There is an ever-expanding body of reporting that has been dubbed “the crisis literature” in higher education. I’ve commented before on how apocalyptic some of the prognostications are for the future of universities.
An example of this doom-and-gloom analysis is a recent report out of Australia. The university system Down Under is quite similar to our own here in Canada so it’s interesting to see what’s being said. Its conclusions could presumably apply to Canadian universities.
The 30-page report, prepared by the international consulting firm Ernst & Young, is entitled, The University of the future: A thousand year old industry on the cusp of profound change. The report’s author, Justin Bokor, executive director in Ernst & Young’s education division, states baldly: “There’s not a single Australian university that can survive to 2025 with its current business model.” He continues: “We’ve seen fundamental structural changes to industries including media, retail and entertainment in recent years – higher education is next.”
The report explains that the dominant university model in Australia (and, he might have added, in Canada) – a “broad-based teaching and research institution, supported by a large asset base and a large, predominantly in-house back office” – will prove unviable in all but a few cases. At a minimum, “incumbent universities will need to significantly streamline their operations” while also “incorporating new teaching and learning delivery mechanisms.”
Mr. Bokor says that “government funding is tight and is going to be tighter still in the next couple of political cycles” – a statement one might easily hear in Canada. Universities, he says, “While they are not exactly businesses, they will have to run like businesses. They need to be lean and mean.”
The report notes, apparently without irony, that, “Exciting times are ahead.”
The report identifies the main drivers of change it says will bring about this transformation of higher education (I’m cribbing here from University World News, which has a good summary of the report). These drivers are:
- The democratization of knowledge as a consequence of massive expansion of online resources (think MOOCs).
- The contestability of markets and funding as a direct consequence of declining public investment and the adoption of market design policies to fund and regulate higher education.
- Digital technologies changing the way courses are delivered.
- Global mobility of students and staff.
- Integration with industry to differentiate programs (through work-integrated learning) and to support and fund applied research.
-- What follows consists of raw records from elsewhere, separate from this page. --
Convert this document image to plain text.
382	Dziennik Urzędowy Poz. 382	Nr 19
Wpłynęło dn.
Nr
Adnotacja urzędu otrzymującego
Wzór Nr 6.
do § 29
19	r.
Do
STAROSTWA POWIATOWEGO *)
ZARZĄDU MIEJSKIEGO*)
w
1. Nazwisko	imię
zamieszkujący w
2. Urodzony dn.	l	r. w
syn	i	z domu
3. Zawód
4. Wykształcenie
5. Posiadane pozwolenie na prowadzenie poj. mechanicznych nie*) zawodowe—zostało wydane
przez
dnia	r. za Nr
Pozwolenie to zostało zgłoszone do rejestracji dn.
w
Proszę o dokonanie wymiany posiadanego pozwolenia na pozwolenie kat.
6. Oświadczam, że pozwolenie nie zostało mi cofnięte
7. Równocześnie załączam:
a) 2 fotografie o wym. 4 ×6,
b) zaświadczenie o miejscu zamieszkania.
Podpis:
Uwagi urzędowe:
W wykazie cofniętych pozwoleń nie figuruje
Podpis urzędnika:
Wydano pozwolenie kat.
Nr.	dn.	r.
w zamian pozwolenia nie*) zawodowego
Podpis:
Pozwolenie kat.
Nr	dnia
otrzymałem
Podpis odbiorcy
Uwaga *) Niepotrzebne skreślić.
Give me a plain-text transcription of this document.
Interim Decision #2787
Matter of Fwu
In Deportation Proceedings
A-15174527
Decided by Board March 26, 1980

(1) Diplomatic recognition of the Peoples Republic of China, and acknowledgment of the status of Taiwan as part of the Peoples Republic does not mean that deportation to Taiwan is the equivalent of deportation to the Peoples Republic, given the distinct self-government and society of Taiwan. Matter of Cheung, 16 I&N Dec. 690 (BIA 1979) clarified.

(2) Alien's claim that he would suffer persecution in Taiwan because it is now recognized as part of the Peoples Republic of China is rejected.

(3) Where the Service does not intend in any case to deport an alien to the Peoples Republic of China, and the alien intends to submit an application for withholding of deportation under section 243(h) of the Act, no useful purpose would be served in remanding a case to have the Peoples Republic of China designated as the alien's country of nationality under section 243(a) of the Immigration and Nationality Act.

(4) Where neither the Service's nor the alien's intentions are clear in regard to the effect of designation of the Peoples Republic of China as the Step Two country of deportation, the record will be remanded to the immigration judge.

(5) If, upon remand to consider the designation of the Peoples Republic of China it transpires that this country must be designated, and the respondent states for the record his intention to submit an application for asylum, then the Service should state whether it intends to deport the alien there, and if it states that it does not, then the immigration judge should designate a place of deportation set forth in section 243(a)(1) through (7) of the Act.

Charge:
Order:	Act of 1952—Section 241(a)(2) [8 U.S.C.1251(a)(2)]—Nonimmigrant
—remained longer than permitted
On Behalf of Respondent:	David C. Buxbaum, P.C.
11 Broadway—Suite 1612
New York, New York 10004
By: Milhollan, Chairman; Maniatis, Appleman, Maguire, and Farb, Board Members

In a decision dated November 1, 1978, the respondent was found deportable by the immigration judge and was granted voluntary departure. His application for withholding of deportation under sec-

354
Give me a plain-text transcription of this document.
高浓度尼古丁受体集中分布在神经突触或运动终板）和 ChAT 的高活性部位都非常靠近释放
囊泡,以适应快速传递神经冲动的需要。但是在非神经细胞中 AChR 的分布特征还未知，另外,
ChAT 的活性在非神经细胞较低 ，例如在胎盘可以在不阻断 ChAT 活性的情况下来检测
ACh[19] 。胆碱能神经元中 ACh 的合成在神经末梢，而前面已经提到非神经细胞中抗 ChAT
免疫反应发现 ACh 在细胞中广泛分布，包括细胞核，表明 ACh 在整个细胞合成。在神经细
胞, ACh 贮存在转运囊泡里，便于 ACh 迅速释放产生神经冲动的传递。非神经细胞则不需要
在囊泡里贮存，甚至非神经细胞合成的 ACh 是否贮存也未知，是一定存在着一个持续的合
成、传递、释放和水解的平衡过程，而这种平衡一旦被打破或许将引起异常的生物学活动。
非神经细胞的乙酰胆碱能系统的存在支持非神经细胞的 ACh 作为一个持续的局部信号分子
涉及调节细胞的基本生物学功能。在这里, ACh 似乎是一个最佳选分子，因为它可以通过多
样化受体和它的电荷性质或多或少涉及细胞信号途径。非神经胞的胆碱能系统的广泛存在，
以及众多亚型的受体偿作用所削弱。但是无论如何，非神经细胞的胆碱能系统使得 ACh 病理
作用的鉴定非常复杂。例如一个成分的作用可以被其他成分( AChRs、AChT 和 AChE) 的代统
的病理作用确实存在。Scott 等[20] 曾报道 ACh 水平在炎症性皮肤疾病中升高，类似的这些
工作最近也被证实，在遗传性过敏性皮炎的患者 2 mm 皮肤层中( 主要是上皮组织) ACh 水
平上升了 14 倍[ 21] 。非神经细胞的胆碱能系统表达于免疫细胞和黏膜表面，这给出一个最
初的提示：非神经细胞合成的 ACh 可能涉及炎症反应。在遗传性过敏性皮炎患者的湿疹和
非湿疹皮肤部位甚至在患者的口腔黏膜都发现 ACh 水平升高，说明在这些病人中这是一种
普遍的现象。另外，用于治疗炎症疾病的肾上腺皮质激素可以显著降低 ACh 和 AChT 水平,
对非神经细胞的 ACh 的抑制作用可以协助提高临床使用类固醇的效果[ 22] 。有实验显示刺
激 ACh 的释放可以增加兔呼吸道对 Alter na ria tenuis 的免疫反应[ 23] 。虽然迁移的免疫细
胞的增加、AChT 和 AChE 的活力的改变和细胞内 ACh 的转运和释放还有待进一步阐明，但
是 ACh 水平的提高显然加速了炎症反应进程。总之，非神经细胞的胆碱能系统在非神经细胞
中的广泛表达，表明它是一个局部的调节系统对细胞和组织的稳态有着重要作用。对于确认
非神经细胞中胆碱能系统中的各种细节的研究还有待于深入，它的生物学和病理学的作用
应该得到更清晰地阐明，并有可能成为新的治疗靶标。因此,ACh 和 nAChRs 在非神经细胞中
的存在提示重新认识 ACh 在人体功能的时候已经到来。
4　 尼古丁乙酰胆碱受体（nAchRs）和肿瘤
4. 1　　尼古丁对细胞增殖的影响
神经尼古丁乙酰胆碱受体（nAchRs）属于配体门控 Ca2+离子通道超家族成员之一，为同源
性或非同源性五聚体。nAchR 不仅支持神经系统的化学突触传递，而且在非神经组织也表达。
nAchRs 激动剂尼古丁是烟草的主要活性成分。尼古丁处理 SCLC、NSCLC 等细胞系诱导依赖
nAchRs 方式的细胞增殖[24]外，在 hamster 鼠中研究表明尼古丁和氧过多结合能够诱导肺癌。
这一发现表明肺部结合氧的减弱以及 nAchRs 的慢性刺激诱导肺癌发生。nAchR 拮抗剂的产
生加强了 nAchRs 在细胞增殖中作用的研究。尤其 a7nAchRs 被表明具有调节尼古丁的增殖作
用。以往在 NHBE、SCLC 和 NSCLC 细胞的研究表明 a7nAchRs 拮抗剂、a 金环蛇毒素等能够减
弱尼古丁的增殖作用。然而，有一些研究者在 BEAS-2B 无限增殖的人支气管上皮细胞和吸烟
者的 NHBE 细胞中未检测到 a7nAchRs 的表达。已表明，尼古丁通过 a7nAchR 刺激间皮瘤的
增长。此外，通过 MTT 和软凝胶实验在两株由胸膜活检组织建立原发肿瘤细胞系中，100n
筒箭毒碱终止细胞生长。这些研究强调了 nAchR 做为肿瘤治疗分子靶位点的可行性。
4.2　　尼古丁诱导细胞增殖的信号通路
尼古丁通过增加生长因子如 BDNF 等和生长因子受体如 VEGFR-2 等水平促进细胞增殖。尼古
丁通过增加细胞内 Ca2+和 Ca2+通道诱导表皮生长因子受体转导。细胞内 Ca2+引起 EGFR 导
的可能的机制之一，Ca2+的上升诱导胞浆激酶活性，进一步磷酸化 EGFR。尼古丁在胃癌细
Not everyone is buying the argument. In Campus Review (subscription required), Australian Senator Lee Rhiannon, education critic for the Green Party, described the report as “over the top” and “all doom and gloom.” She acknowledged that the report made some valid points, but was concerned with what she saw as a push by Ernst & Young for more involvement of the private sector in universities. “The report is fashioned to smooth the entry of private sector providers at the expense of a robust and equitable public university sector,” she says. “‘Market contestability’ and ‘competition’ are buzz words designed to paint increased funding cuts to public universities as inevitable and the private sector as the saviour of universities.”
The U.S. and Canada
Nowhere is the higher-ed crisis literature more vocal than in the U.S., where many experts also are predicting profound changes for universities. It’s hard to overstate the unease felt south of the border. According to a recent survey sponsored by Time magazine and the Carnegie Corporation of New York, 89 percent of U.S. adults and 96 percent of senior administrators at colleges and universities said higher education is in crisis, and nearly four in 10 in both groups considered the crisis to be “severe.”
Here in Canada, we’ve been mostly immune from the doom and gloom, so far. (A few commentators such as Don Tapscott of the Rotman School of Management at the University of Toronto echoes some of the doomsday themes, but somewhat less apocalyptically.) I wonder why that is so.
That’s not to say that universities in Canada don’t face enormous challenges – although what those are depend on who you talk to – but there seems to be little sense of an impending crisis.
This might be in part because we have fairly little involvement of the private sector in universities in Canada, apart from charitable donations/sponsorships and industry-university research collaboration. There are a few, generally small, mainly faith-based, private colleges and universities, but that’s about it. This is quite different from the U.S., where many of the elite universities are private and the largest online education provider is owned by a for-profit corporation.
It may be that entrepreneurs look at the current situation in Canada, with its bias towards a robust publicly funded system – and seemingly little public interest in changing that – and just don’t see much prospect for profits. And I suspect it’s the prospect of big profits by those who would gain them that is pushing a lot of the doomsday scenarios. Anyway, it’s a theory.